LONDON — Blighty’s biggest broadcasters are banking on home-produced fare to see them through tough times.
The U.K.’s two main webs, ITV1 and BBC1, together account for a shade over 40% of all viewing, and each network forks out around a hefty $1.8 billion a year on programs. Of this, the lion’s share is invested in domestic shows. (Entertainment and drama inevitably soak up the most cash.)
“The day that Google or Joost or any of these people start investing £1 billon a year in U.K. content is the day I’ll be worried,” said ITV topper Michael Grade last month at the IBC confab in Amsterdam.
“They’re all parasites,” he added. “They just live off our content is what they do. As long as we can create the content, the content is the keys to the castle for us going forward.”
Yet many of Grade’s peers believe that ITV faces an uncertain future not because of any threats from online content but because there doesn’t seem to be a lot of potential long-term growth in advertising-funded broadcasting — and they further predict that it will only be a matter of time before program budgets are cut.

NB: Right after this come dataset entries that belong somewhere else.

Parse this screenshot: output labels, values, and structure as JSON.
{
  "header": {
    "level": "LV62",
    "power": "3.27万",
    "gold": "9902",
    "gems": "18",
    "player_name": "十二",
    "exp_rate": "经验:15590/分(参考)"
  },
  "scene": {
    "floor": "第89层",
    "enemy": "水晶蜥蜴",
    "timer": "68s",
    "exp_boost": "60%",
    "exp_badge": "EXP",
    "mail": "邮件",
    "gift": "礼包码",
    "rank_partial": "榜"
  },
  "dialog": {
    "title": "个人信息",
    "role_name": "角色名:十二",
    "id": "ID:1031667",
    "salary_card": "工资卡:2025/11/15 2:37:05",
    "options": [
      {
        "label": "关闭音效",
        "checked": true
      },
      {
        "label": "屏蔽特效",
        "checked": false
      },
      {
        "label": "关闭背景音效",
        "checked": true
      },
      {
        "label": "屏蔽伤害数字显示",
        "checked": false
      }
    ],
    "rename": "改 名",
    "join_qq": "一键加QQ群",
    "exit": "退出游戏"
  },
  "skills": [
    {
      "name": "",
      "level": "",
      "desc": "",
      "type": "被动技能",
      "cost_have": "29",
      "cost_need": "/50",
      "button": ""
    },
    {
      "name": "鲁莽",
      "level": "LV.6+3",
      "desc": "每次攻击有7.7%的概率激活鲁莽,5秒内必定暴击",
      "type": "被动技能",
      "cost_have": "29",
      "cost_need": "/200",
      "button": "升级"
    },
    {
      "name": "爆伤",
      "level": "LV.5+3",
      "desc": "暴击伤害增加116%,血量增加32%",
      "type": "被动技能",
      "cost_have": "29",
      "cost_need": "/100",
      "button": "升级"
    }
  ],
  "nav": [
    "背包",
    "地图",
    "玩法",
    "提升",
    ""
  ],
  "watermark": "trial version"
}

“ITV is caught in the cleft stick of a (declining) ad market and a completely protected BBC,” opines the ex head of Channel Five, David Elstein, a former ITV program chief during less challenging times.
Meanwhile the U.K.’s Channel 4 and Five have their own, very different problems to wrestle with.
Channel 4, lobbying for a public subsidy to defend its remit better word choice? as a pubcaster, has trimmed back U.S. shows and re-deployed this coin into more upscale U.K. fare, including documentaries.
Five, owned by RTL Group, is also feeling the pinch – albeit for very different reasons. Minus a CEO since the sudden departure of Jane Lighting in the spring, Five’s primetime sked has taken a hit: it’s ratings are down by an alarming 10% year-on-year.
Lighting’s successor, Dawn Airey, who is expected to arrive at Five this month October, will need to prove that her old skills are as sharp as ever; Airey was Five’s first program director.
“We’re in a transitional period right now,” says a U.K. media consultant. “So far there’s been no fundamental switch of advertising money out of broadcasting into online. But at some point the tipping point will be reached. There will then have to be a fundamental reappraisal.”
Where that leaves ITV’s program spend is anyone’s guess.